To engage patients and their family caregivers, this model convenes community-based palliative care teams, recognized under the PIM™ model as Palliative Extensivists™ (PEs) -- primarily nurses and clinical social workers practicing at the top of their licenses. PE-led teams document care in the PIM™ platform, follow PIM™ risk-based care pathways, and adhere to PIM™ care management protocols.

The PEs rely upon the PIM™ comprehensive in-home and telephonic assessments to perform and document initial and follow-up patient assessments. As clinicians, they review symptoms, perform medication reconciliation, and discuss and document goals of care.

PEs are highly valued for their ability to guide advance care planning, provide psychosocial support and identify caregiver needs. These clinicians then create a palliative plan of care based upon patient goals, while enhancing home supports, providing patient education and assisting with patient decision-making.

This extraordinary level of personalized attention aligns physicians and other care teams to organize patient care activities and create seamless transitions in care that directly achieve safer, more effective care. PEs aim to keep members healthier outside the hospital, providing regular, routine home visits and phone outreach that will help to avoid emergency room visits, hospitalizations or readmissions, and ICU stays.

Key features that distinguish this model include:

  • Supported by a standardized platform that ensures quality and improves outcomes.
  • Provides a clinically driven program, with the proper infrastructure, staffing and resources to intervene when something is predicted to happen to members facing advanced illness.
  •  Highly structured and consistent clinical programming in combination with quality monitoring and oversight. 
  • Community-based teams of Palliative Extensivists: extends the reach and frequency of "touching members"

If there are symptom needs or other clinical care requiring a prescription, or if there is a change in code status or patients wish to discuss goals of care with their physician, the PIM™ team will make a direct call to the patient's physician. Non-clinical needs such as ordering Meals on Wheels, DME, or other social support services are performed by the PIM™ team or referred to the health plan's case manager, as appropriate.

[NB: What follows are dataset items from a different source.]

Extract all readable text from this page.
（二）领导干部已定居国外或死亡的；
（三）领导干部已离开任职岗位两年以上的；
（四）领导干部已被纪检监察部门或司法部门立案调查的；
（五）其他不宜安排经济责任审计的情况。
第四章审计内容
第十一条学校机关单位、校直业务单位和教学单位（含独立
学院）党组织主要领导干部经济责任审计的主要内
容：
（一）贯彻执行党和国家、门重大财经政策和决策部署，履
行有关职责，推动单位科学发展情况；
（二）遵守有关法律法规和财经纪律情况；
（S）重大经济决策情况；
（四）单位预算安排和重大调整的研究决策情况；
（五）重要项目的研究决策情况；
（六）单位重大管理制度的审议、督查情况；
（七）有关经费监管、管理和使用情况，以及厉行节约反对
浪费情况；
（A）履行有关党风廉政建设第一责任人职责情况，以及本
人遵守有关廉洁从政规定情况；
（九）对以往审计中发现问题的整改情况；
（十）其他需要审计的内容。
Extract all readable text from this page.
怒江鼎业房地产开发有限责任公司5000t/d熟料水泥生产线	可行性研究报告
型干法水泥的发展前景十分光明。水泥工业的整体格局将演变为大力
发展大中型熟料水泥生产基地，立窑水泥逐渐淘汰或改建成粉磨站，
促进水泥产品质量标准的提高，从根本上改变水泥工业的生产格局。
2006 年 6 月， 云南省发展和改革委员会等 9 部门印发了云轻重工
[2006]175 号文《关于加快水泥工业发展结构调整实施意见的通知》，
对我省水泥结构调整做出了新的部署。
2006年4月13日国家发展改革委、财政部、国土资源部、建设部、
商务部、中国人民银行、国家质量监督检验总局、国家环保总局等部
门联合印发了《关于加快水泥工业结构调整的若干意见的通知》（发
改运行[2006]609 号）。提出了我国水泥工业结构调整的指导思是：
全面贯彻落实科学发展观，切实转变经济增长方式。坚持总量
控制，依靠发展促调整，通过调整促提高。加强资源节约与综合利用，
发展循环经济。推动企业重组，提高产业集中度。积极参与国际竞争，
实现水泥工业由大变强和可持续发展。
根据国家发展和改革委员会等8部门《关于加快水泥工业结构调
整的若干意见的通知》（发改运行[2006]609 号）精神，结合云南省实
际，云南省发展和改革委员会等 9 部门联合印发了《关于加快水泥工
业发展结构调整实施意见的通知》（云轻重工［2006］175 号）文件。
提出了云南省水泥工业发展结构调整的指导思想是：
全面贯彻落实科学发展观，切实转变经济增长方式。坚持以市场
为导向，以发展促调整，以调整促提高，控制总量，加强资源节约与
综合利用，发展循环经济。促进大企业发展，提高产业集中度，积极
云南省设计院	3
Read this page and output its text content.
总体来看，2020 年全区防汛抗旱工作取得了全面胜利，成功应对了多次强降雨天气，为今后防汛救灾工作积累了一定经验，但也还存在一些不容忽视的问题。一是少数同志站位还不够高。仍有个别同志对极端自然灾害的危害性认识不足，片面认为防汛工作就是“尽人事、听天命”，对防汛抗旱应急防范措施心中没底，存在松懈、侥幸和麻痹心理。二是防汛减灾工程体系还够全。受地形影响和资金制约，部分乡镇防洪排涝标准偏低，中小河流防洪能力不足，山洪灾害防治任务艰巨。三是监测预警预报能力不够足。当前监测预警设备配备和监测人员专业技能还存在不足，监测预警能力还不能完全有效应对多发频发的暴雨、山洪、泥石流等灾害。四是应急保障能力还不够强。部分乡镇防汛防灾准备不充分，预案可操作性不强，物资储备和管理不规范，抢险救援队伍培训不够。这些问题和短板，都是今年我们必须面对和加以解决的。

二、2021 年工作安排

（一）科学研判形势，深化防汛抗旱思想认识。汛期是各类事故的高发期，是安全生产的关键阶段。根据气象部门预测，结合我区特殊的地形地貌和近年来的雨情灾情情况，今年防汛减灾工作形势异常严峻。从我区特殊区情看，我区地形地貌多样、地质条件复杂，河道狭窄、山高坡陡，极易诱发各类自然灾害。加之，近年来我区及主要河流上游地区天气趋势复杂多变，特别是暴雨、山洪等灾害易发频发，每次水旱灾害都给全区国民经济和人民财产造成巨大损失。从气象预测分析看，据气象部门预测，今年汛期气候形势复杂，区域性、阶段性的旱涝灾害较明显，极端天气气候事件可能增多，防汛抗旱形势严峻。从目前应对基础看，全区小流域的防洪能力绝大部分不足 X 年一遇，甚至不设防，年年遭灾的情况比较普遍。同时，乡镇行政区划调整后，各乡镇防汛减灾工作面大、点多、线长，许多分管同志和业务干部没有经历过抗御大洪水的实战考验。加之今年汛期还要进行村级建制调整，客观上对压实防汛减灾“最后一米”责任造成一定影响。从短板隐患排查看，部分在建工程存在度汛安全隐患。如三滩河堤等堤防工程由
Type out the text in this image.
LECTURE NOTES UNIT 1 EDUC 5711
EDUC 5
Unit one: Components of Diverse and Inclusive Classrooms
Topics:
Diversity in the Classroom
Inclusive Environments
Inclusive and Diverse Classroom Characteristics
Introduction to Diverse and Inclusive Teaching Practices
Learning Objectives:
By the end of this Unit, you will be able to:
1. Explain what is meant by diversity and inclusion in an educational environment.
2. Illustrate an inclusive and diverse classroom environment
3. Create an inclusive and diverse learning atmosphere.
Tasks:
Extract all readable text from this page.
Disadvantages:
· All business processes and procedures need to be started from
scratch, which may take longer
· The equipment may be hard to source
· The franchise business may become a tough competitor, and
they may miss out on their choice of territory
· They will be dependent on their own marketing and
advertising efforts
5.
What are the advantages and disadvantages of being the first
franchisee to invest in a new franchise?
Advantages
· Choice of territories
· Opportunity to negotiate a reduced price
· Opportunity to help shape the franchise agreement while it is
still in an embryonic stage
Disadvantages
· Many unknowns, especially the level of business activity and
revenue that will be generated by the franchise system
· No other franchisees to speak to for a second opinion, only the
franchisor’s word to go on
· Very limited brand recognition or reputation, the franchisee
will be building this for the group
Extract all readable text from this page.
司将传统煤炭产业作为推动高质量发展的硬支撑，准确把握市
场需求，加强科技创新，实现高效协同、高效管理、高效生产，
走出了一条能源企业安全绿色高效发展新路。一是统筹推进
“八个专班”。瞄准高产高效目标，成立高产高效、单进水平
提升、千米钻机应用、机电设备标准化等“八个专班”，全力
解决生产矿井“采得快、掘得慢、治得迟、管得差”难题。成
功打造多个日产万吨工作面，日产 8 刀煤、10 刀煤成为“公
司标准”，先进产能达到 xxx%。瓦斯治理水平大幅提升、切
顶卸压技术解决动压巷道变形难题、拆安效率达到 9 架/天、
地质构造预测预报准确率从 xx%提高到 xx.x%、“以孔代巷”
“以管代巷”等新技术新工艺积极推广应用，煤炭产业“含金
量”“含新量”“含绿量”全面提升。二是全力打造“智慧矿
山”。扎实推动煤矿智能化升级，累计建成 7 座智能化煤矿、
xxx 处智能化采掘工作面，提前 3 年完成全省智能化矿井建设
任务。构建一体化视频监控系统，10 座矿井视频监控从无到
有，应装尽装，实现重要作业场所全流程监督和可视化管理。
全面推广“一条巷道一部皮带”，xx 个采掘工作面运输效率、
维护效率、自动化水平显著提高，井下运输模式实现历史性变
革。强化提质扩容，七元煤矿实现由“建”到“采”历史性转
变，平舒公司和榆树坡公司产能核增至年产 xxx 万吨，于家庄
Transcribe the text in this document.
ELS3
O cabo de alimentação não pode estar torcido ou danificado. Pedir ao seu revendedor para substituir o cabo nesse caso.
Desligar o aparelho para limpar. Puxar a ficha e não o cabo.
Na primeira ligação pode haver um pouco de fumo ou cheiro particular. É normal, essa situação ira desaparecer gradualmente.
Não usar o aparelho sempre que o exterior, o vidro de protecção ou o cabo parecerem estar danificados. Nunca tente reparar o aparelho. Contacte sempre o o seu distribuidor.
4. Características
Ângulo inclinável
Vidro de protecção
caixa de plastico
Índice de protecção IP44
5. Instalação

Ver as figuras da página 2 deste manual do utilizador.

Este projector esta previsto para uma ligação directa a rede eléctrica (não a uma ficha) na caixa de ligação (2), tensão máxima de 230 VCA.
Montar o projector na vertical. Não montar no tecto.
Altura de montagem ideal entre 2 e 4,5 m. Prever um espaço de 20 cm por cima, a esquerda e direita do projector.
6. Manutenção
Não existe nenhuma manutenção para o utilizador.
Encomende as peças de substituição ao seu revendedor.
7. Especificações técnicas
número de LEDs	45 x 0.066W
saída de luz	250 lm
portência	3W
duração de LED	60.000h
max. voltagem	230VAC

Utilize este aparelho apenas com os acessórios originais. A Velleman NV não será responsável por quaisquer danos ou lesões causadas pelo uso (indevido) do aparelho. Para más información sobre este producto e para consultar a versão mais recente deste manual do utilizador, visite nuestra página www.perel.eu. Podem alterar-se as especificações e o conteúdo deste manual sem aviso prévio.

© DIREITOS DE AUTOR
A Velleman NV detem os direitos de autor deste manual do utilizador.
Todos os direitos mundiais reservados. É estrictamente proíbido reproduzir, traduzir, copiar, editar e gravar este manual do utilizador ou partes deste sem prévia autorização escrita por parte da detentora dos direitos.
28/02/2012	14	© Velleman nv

The frequency and type of follow-up care is determined by the assessed risk level of the patient as defined in the PIM™ care pathways. Patients deemed higher risk receive more frequent calls/visits until their risk level is reduced. The team continues to follow the patient through the course of illness, unless the patient is stabilized and no longer requires PIM™ services; or the individual is admitted to another setting, such as hospice or a nursing home; or the patient moves out of the service area.

Given the complexity of healthcare decision-making for the nation's most fragile and vulnerable patients who are facing serious illnesses, the introduction of innovative models like PIM™ represents an opportunity for payers to better address individual needs and expectations. It is a positive sign that our system is shifting away from an episodic approach to care toward a patient-centered PHM approach.